Malullah’s short film Play particularly stood out. The young artist and graphic designer exhibited recently at Cairo’s Townhouse Gallery (with Khalid Fiqi) following a residency there, and her recent work shows a marked maturity. Play is a series of deceptively simple images of a tranquil Bahraini village, featuring a young man in white (sometimes riding a dark donkey), a young woman in black (sometimes riding a white donkey) and a group of children playing with an ordinary, black and white football, in most shots placed (digitally) in a snug, high window, out of reach.

At once, Malullah explores the daily attire of men and women in the Gulf, the masculine nature of football, ideas of limitation and confinement and the social codes of the everyday. Yet her actors take on their roles with humor and Play is never heavy-handed. The work defies a single reading, and affords us the necessary space to come up with our own questions and, occasionally, conclusions.

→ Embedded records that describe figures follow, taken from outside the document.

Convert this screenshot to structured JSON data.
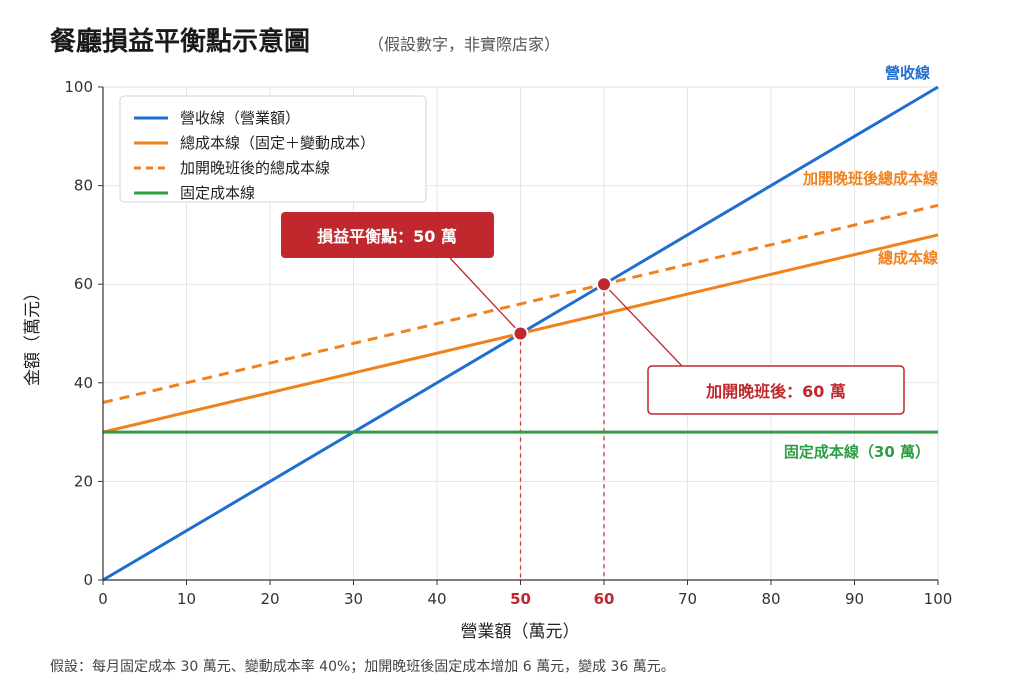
{
  "title": "餐廳損益平衡點示意圖",
  "subtitle": "（假設數字，非實際店家）",
  "footnote": "假設：每月固定成本 30 萬元、變動成本率 40%；加開晚班後固定成本增加 6 萬元，變成 36 萬元。",
  "chart_data": {
    "type": "line",
    "xlabel": "營業額（萬元）",
    "ylabel": "金額（萬元）",
    "xlim": [
      0,
      100
    ],
    "ylim": [
      0,
      100
    ],
    "x_ticks": [
      0,
      10,
      20,
      30,
      40,
      50,
      60,
      70,
      80,
      90,
      100
    ],
    "y_ticks": [
      0,
      20,
      40,
      60,
      80,
      100
    ],
    "highlighted_x_ticks": [
      50,
      60
    ],
    "grid": true,
    "legend_position": "top-left",
    "series": [
      {
        "name": "營收線（營業額）",
        "label": "營收線",
        "color": "#1f6fd1",
        "dashed": false,
        "x": [
          0,
          100
        ],
        "y": [
          0,
          100
        ]
      },
      {
        "name": "總成本線（固定＋變動成本）",
        "label": "總成本線",
        "color": "#f0821e",
        "dashed": false,
        "x": [
          0,
          100
        ],
        "y": [
          30,
          70
        ]
      },
      {
        "name": "加開晚班後的總成本線",
        "label": "加開晚班後總成本線",
        "color": "#f0821e",
        "dashed": true,
        "x": [
          0,
          100
        ],
        "y": [
          36,
          76
        ]
      },
      {
        "name": "固定成本線",
        "label": "固定成本線（30 萬）",
        "color": "#2e9e44",
        "dashed": false,
        "x": [
          0,
          100
        ],
        "y": [
          30,
          30
        ]
      }
    ],
    "points": [
      {
        "label": "損益平衡點：50 萬",
        "x": 50,
        "y": 50,
        "color": "#c0282d",
        "style": "filled"
      },
      {
        "label": "加開晚班後：60 萬",
        "x": 60,
        "y": 60,
        "color": "#c0282d",
        "style": "outlined"
      }
    ]
  }
}
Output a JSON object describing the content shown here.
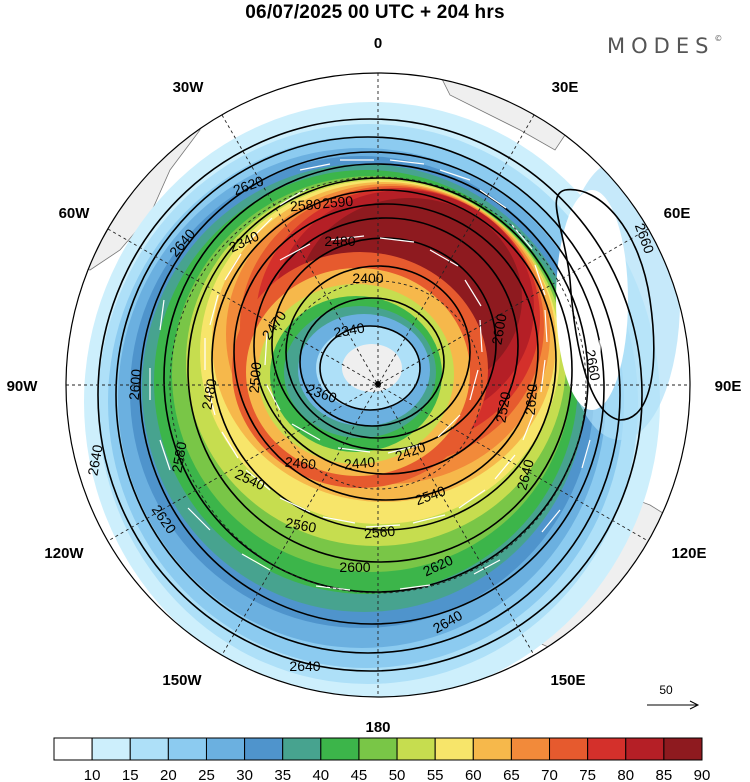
{
  "header": {
    "title": "06/07/2025  00 UTC  + 204 hrs",
    "brand": "MODES",
    "brand_mark": "©"
  },
  "map": {
    "projection": "polar-stereographic",
    "pole": "south",
    "longitude_labels": [
      {
        "key": "lon-0",
        "text": "0"
      },
      {
        "key": "lon-30e",
        "text": "30E"
      },
      {
        "key": "lon-60e",
        "text": "60E"
      },
      {
        "key": "lon-90e",
        "text": "90E"
      },
      {
        "key": "lon-120e",
        "text": "120E"
      },
      {
        "key": "lon-150e",
        "text": "150E"
      },
      {
        "key": "lon-180",
        "text": "180"
      },
      {
        "key": "lon-150w",
        "text": "150W"
      },
      {
        "key": "lon-120w",
        "text": "120W"
      },
      {
        "key": "lon-90w",
        "text": "90W"
      },
      {
        "key": "lon-60w",
        "text": "60W"
      },
      {
        "key": "lon-30w",
        "text": "30W"
      }
    ],
    "contour_labels": [
      "2340",
      "2360",
      "2400",
      "2420",
      "2440",
      "2460",
      "2470",
      "2480",
      "2500",
      "2520",
      "2540",
      "2560",
      "2580",
      "2590",
      "2600",
      "2620",
      "2640",
      "2660"
    ],
    "vector_reference": {
      "value": "50"
    }
  },
  "colorbar": {
    "ticks": [
      "10",
      "15",
      "20",
      "25",
      "30",
      "35",
      "40",
      "45",
      "50",
      "55",
      "60",
      "65",
      "70",
      "75",
      "80",
      "85",
      "90"
    ],
    "colors": [
      "#ffffff",
      "#cdeffc",
      "#aee0f8",
      "#8ccbf0",
      "#6bb0e0",
      "#4f94cc",
      "#47a38f",
      "#3cb54a",
      "#79c647",
      "#c6dd4f",
      "#f7e56a",
      "#f6b84b",
      "#f28a3a",
      "#e65a2e",
      "#d4302b",
      "#b51f26",
      "#8e1a1f"
    ]
  }
}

Overall, ‘Contemporary Curves’ was more a series of works-in-progress than a polished exhibition. With time, and through more experiments such as this, these aspiring artists could really impact Bahrain’s traditional art scene. In an interview, curator Al-Shaikh underlined the crucial role of risk and the need to break down existing frameworks. (In Bahrain, painting, drawing, and sculpture are most prevalent, and the traditional divisions between media quite marked.) This series of exhibitions proves that the local art and culture scene is elastic enough to encompass other forms of expression — albeit not without some heated criticism from mainstream artists and traditionally-minded media. In addition to Manama’s small gallery scene, alternative spaces are opening up in 2004, for example, Hanadi Al Ghanim installed and performed her work in Salmanyia Medical Complex, one of the largest public hospitals. ‘Contemporary Curves’ was another vital step toward breaking existing molds and developing fresh modes of thinking.